Cartas al director

Pánico nuclear

Hace 74 años, dos refulgentes pájaros de acero (Enola Gay y Bockscar) soltaron sobre las ciudades de Hiroshima y Nagasaki sus apocalípticos huevos plateados, custodios del arcano de la fusión del átomo, desatando el mayor Armagedón hasta entonces conocido. En cuestión de segundos, un espeluznante, cegador y devastador hongo nuclear anaranjado, que se dibujó contra el azul límpido del cielo, evaporó en la zona cero, a temperaturas solo alcanzadas en el interior del sol, la vida de centenares de personas cuyos negativos quedaron litografiados para la eternidad en los níveos muros que permanecieron en pie de ambas ciudades.
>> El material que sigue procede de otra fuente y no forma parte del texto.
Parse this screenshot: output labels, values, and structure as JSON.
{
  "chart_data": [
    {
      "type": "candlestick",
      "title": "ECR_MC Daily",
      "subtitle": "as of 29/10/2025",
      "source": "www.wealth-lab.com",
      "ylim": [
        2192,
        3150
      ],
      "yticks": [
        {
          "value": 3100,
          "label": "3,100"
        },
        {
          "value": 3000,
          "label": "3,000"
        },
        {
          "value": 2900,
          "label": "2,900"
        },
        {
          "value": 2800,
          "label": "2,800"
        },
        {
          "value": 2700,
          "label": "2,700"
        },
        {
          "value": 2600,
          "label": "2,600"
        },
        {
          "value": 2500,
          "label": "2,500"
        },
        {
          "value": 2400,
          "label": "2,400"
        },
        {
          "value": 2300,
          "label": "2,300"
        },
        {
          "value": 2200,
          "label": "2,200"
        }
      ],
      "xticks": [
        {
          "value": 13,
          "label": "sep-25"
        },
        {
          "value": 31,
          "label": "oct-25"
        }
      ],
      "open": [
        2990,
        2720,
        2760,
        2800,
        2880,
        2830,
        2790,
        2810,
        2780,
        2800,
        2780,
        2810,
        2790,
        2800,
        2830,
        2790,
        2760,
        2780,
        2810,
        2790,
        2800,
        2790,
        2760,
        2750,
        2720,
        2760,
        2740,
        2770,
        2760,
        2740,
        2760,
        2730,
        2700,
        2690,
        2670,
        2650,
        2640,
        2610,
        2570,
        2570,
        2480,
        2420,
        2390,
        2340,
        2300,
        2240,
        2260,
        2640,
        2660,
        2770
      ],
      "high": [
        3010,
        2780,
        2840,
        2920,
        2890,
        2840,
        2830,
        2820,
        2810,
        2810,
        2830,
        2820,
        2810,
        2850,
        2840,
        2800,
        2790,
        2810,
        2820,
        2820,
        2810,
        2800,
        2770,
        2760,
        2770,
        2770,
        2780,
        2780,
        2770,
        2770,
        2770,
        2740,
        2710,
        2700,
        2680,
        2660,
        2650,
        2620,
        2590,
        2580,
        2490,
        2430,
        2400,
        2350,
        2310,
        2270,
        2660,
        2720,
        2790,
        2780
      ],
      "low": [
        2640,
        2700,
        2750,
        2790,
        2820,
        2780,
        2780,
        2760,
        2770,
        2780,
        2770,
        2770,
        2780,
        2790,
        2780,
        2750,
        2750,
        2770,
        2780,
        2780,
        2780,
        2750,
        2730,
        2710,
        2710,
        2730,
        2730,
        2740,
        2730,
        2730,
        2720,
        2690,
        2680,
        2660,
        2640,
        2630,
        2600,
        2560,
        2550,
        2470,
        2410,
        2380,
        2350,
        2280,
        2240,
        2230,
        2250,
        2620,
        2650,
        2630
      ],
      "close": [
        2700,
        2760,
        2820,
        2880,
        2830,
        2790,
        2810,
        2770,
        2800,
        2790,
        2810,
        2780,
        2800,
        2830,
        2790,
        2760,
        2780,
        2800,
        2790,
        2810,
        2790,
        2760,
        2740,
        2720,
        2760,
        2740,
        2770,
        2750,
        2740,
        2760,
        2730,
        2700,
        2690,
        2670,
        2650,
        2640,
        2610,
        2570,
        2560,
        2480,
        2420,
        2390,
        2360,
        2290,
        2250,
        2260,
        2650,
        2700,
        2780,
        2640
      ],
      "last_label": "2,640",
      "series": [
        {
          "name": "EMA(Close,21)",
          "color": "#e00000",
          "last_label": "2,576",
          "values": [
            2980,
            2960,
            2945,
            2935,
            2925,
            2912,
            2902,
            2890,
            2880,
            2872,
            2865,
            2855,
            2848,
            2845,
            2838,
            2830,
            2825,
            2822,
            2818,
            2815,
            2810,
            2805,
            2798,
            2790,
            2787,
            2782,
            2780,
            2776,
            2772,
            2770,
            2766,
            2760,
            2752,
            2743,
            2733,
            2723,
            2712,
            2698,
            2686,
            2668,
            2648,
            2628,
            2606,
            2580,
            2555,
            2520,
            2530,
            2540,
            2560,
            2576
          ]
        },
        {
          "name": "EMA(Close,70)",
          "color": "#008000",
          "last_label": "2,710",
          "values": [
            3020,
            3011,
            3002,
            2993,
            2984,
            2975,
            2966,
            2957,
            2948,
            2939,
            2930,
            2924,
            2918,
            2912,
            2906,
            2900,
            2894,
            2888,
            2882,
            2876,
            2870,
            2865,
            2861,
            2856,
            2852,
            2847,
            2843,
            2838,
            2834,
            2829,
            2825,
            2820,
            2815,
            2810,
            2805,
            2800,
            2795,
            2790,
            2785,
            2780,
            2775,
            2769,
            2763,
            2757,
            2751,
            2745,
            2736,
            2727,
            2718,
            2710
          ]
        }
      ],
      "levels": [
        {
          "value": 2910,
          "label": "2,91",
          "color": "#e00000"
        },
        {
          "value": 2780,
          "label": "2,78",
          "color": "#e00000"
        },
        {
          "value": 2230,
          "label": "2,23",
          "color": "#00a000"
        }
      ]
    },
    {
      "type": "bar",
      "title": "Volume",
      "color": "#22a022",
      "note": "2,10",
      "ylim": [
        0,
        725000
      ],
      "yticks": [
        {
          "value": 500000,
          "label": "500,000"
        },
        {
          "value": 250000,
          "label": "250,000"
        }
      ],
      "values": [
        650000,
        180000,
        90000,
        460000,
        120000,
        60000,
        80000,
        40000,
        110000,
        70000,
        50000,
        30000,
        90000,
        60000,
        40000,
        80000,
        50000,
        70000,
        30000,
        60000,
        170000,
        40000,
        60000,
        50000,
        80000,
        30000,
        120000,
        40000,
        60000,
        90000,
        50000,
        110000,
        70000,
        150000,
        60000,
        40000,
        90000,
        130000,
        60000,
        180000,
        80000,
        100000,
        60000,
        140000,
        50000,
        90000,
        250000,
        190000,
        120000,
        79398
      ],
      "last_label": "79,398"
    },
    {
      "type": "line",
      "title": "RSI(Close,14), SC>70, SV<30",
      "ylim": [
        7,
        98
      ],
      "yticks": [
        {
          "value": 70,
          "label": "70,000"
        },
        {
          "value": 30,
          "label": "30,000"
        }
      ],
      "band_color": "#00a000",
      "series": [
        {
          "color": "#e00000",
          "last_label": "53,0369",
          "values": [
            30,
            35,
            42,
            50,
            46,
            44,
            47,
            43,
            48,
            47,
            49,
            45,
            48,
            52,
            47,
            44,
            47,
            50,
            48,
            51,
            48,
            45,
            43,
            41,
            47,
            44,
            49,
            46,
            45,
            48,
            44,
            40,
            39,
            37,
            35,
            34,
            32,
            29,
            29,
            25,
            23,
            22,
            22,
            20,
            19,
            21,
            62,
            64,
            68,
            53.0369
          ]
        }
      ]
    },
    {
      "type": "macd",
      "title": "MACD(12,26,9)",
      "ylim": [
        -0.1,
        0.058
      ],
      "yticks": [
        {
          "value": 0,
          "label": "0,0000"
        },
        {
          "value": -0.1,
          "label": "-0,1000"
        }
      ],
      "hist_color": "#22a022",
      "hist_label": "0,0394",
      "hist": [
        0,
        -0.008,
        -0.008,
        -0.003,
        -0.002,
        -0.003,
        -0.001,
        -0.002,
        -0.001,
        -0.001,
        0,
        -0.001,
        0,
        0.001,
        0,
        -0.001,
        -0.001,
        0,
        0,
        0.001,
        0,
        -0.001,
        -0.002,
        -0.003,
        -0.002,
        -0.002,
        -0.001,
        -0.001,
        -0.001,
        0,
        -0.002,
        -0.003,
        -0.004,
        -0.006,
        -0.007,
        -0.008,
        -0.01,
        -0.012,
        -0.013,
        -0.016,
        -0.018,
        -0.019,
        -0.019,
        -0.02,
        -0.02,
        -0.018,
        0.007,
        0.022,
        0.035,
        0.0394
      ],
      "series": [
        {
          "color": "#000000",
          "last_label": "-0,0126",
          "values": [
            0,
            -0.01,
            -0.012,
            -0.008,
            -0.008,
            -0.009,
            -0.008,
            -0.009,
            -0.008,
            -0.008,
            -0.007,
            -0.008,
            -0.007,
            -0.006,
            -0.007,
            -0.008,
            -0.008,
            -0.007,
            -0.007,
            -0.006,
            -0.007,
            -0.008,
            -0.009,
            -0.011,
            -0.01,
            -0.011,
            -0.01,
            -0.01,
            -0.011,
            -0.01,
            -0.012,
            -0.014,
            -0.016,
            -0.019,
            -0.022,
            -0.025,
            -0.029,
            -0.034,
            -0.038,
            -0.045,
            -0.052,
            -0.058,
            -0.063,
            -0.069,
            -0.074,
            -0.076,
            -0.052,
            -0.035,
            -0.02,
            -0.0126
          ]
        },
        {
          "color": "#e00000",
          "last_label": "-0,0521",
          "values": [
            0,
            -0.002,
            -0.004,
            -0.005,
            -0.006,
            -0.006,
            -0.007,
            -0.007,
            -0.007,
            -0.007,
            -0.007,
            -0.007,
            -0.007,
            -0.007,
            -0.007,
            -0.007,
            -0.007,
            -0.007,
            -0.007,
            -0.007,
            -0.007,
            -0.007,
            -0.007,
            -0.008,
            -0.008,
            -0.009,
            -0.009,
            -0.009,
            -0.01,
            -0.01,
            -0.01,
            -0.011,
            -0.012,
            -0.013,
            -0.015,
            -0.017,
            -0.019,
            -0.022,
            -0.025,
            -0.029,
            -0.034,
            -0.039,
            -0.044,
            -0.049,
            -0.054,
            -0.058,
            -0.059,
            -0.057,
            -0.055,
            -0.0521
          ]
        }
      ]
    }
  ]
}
Decenas de miles más murieron abrasadas, y con el paso del tiempo otras lo harían en lenta agonía. Niños, que ni siquiera eran pensados en la mente de sus progenitores cuando se arrojaron las bombas, padecerían insufribles enfermedades y horrendas malformaciones durante su existencia fruto de la radioactividad.

Hace poco Trump suspendió el acuerdo 32 años vigente, que limitaba la proliferación de este cruel peligro. Y Putin amenazó con más y mayor horror. ¿En manos de quiénes estamos?